Nigeria’s EndBadGovernance protests, sparked by economic hardship in August 2024, drew thousands to the streets demanding an end to rising living costs.
Security forces responded with deadly force, killing at least 24 people and arresting roughly 700 protesters, according to Amnesty International.
Eleven activists faced treason charges punishable by death, spending 59 days in detention before a Federal High Court in Abuja struck out the case on December 10, 2025, ruling that prosecutors showed a lack of diligence.

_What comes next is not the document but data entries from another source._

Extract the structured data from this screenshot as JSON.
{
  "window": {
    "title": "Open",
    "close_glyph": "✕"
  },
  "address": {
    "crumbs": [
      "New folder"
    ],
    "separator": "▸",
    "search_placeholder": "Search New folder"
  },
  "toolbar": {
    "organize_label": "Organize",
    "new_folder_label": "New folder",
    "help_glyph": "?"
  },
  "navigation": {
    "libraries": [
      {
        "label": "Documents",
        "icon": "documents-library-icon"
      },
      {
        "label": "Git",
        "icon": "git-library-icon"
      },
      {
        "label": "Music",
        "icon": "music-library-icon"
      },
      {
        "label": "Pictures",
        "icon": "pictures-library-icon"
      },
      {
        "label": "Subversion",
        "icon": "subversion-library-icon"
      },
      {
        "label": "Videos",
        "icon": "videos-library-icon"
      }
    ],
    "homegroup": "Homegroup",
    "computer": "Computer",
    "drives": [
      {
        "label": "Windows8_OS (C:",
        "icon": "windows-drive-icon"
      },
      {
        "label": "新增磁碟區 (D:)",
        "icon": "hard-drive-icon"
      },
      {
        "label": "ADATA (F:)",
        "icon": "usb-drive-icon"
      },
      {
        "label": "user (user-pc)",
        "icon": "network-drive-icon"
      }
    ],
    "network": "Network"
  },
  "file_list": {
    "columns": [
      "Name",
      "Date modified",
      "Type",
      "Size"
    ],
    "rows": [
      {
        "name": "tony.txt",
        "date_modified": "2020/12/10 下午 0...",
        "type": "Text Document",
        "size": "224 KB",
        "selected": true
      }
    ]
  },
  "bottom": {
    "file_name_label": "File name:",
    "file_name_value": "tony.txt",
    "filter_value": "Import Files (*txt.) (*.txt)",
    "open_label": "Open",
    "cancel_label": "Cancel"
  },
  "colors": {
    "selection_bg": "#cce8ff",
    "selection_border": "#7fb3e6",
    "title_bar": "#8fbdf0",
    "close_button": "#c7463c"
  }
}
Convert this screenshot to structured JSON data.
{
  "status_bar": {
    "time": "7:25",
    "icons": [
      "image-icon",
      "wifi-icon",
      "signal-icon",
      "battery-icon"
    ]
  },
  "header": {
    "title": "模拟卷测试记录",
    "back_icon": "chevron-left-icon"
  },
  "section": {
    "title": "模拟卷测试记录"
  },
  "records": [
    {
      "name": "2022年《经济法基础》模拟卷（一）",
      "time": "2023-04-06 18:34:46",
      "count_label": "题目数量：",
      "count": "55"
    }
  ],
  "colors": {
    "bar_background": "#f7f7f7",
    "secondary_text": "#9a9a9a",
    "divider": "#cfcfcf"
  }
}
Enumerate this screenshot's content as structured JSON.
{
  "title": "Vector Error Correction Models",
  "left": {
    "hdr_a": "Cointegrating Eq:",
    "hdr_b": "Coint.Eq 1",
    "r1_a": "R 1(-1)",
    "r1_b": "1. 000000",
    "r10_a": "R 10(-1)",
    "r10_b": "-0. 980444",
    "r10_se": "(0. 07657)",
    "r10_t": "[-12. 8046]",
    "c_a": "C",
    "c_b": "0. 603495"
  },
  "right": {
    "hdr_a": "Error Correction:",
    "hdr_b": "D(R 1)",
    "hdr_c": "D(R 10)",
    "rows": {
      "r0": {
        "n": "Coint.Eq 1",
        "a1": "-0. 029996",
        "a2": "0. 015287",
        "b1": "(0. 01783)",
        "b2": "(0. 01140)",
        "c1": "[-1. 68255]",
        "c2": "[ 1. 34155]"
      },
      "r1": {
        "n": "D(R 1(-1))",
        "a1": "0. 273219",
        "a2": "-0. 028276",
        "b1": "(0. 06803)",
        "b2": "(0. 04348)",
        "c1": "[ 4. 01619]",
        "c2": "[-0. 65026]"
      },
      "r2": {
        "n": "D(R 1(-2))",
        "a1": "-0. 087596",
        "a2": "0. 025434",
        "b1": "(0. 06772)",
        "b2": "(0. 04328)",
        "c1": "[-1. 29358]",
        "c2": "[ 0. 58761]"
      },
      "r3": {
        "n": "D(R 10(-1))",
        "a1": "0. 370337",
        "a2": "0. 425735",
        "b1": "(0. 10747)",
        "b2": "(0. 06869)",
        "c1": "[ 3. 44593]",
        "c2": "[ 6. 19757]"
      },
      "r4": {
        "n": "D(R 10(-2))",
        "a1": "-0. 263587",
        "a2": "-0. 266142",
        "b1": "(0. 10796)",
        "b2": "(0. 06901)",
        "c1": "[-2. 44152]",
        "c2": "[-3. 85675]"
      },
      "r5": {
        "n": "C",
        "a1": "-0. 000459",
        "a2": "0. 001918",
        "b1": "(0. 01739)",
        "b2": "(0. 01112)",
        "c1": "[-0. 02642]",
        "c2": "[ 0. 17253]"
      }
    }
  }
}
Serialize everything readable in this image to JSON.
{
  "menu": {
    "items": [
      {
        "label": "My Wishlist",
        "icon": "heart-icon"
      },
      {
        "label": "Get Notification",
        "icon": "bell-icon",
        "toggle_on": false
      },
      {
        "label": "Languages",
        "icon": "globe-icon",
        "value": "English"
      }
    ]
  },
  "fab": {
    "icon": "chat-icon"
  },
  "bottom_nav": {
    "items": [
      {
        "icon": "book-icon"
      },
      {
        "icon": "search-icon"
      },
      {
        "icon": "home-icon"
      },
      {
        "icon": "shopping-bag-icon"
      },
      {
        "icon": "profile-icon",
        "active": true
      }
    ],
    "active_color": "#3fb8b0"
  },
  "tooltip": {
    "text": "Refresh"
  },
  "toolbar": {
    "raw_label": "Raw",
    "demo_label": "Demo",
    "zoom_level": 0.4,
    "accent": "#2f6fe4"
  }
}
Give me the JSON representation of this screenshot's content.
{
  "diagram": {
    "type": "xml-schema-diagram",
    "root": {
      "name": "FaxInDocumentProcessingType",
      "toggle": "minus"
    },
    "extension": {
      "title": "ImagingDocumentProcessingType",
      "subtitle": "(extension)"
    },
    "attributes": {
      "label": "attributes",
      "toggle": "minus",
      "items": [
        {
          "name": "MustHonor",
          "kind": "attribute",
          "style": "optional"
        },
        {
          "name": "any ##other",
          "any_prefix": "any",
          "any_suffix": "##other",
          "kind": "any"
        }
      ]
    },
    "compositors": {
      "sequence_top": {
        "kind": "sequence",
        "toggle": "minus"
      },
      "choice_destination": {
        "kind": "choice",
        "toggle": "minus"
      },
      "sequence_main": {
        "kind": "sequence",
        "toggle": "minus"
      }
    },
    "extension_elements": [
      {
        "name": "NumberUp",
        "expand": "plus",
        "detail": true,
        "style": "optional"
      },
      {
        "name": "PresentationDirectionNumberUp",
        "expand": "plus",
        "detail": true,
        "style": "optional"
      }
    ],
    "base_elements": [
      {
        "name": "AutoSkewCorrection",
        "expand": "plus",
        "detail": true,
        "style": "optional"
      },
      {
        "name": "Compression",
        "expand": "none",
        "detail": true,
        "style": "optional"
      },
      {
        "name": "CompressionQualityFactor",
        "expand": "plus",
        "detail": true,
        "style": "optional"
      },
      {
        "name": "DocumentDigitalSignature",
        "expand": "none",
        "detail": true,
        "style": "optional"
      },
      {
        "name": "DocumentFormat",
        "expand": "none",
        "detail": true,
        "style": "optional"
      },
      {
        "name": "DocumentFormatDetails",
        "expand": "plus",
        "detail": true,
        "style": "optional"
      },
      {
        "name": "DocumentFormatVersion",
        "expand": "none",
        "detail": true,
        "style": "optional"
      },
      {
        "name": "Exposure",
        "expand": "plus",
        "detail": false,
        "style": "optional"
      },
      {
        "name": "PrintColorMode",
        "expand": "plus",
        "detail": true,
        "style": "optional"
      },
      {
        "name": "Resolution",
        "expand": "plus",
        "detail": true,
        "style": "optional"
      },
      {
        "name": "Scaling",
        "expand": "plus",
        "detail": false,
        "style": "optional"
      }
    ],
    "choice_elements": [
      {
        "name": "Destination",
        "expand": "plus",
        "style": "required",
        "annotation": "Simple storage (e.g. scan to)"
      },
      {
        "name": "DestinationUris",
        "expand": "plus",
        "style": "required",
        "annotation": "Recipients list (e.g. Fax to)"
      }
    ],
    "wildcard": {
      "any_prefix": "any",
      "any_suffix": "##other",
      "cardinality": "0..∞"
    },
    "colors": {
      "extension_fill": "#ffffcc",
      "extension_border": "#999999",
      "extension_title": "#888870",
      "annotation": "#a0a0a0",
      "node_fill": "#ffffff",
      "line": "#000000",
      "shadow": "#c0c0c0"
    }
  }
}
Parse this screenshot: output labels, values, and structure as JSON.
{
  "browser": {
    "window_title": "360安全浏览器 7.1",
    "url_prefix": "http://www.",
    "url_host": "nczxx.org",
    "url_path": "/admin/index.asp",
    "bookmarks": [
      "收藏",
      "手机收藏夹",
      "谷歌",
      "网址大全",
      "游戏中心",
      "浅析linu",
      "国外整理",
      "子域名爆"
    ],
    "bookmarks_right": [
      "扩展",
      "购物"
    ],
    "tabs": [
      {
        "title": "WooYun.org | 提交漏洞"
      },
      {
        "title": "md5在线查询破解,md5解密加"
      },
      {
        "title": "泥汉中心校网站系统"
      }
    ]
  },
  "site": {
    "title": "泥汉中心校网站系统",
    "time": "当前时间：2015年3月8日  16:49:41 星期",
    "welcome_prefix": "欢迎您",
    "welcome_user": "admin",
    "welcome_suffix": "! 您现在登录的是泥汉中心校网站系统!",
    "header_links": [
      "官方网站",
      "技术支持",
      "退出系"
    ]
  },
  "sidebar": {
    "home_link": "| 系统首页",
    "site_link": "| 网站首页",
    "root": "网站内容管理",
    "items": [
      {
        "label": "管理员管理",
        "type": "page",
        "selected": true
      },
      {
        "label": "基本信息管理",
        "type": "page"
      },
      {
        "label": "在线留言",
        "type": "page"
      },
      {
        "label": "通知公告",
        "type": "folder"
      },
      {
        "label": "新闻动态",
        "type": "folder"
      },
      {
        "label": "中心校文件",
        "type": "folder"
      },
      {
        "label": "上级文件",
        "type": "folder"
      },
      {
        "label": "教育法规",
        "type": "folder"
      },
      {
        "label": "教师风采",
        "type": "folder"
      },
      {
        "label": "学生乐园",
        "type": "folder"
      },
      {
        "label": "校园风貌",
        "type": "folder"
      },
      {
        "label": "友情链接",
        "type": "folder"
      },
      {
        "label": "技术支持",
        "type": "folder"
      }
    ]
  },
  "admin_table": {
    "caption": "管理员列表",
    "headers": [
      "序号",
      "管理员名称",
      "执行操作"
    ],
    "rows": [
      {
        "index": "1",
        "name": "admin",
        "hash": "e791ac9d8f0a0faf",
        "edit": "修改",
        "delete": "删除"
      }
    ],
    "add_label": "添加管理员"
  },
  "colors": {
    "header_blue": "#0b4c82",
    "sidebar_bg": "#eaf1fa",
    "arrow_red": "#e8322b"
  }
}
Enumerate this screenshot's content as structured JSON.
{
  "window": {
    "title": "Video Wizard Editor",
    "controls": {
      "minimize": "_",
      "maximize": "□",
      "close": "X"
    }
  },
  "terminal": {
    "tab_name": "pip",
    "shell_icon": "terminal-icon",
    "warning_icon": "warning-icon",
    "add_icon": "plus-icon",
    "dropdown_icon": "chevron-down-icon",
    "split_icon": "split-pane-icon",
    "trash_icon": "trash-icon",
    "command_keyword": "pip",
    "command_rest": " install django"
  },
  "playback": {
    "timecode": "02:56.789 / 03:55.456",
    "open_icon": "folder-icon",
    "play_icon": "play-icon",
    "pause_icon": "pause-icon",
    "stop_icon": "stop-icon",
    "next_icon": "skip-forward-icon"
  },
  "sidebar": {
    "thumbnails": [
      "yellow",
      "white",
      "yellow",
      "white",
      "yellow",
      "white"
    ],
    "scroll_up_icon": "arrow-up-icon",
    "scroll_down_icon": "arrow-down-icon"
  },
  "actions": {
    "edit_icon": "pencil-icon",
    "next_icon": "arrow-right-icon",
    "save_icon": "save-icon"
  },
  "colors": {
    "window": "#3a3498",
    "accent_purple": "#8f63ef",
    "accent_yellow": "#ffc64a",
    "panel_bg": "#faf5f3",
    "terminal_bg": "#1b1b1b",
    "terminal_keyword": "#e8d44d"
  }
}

West Africa’s military regimes turned enforced disappearances into state policy.
In Guinea, activists Oumar Sylla and Mamadou Billo Bah vanished on July 9, 2024, abducted from Sylla’s home on the eve of protests against the high cost of living.
More than a year later, their fate remains unknown despite promises of investigation. The regime escalated its tactics throughout 2025, with activist Abdoul Sacko abducted in February and found the same day in critical condition, tortured and abandoned in the bush.
Burkina Faso’s military authorities arrested journalists Guézouma Sanogo and Boukari Ouoba, president and vice president of the Association of Journalists of Burkina Faso, in March 2025 after they denounced attacks on press freedom.
Their families heard nothing for a week until a video surfaced showing them in military attire. AI noted that enforced disappearances in Burkina Faso sometimes end with forced military enlistment, sending detainees to face armed groups at the front.
Zimbabwe witnessed a fresh wave of abductions amid President Emmerson Mnangagwa’s attempt to extend his rule beyond 2028.
Activist Godfrey Karembera was abducted and later found in state custody, allegedly beaten and denied medical care.
Two student leaders from Chinhoyi University, 23-year-old Marlvin Madanda and 21-year-old Lindon Zanga, were abducted and tortured in November.
The pattern echoed Zimbabwe’s 40-year history of state-sponsored disappearances, including journalist Itai Dzamara’s 2015 disappearance, which remains unsolved.
The tools of repression were remarkably similar across the continent: abductions by plainclothes operatives, treason charges for peaceful protests, sexual torture, internet shutdowns and controversial laws weaponised against dissent.
Tanzania’s Cybercrime Act, Zimbabwe’s Patriotic Act and Nigeria’s Counter-Subversion Bill all served the same purpose: silencing opposition.
What made 2025 particularly alarming was the emergence of cross-border cooperation between governments.
The arrests of Mwangi in Tanzania, Besigye in Kenya and the back-and-forth abductions of activists across East Africa pointed to what human rights defenders called “a regional authoritarian alliance.”
Governments appeared to be sharing intelligence and coordinating crackdowns, treating activism itself as a transnational threat.
Senegal’s story offered a grim reminder of impunity’s cost, as between 2021 and 2024, at least 65 people were killed during protests, with a further 2,000 arrested.
In February 2025, security forces killed four people, including a 16-year-old boy, protesting delayed presidential elections. An amnesty law passed on March 6, 2024, covered all acts classified as crimes relating to demonstrations, effectively shielding killers from prosecution.
The year’s violence came as African youth, particularly Gen Z, refused to accept politics without accountability.
Economic grievances drove the protests: International Monetary Fund (IMF)-imposed austerity measures, rising living costs, unemployment and corruption. But governments chose bullets and abductions over dialogue.
By December, the toll was staggering, with at least 97 deaths by police in Kenya alone, according to the Independent Medico-Legal Unit (IMLU).
Hundreds killed in Tanzania and scores dead in Nigeria. Dozens disappeared in Guinea, Mali, Burkina Faso and Niger. Countless more tortured, traumatised or forced into silence.
The international response remained muted, with the US Department of State expressing concern over specific cases, UN human rights experts issuing statements condemning violations and the ICC receiving complaints.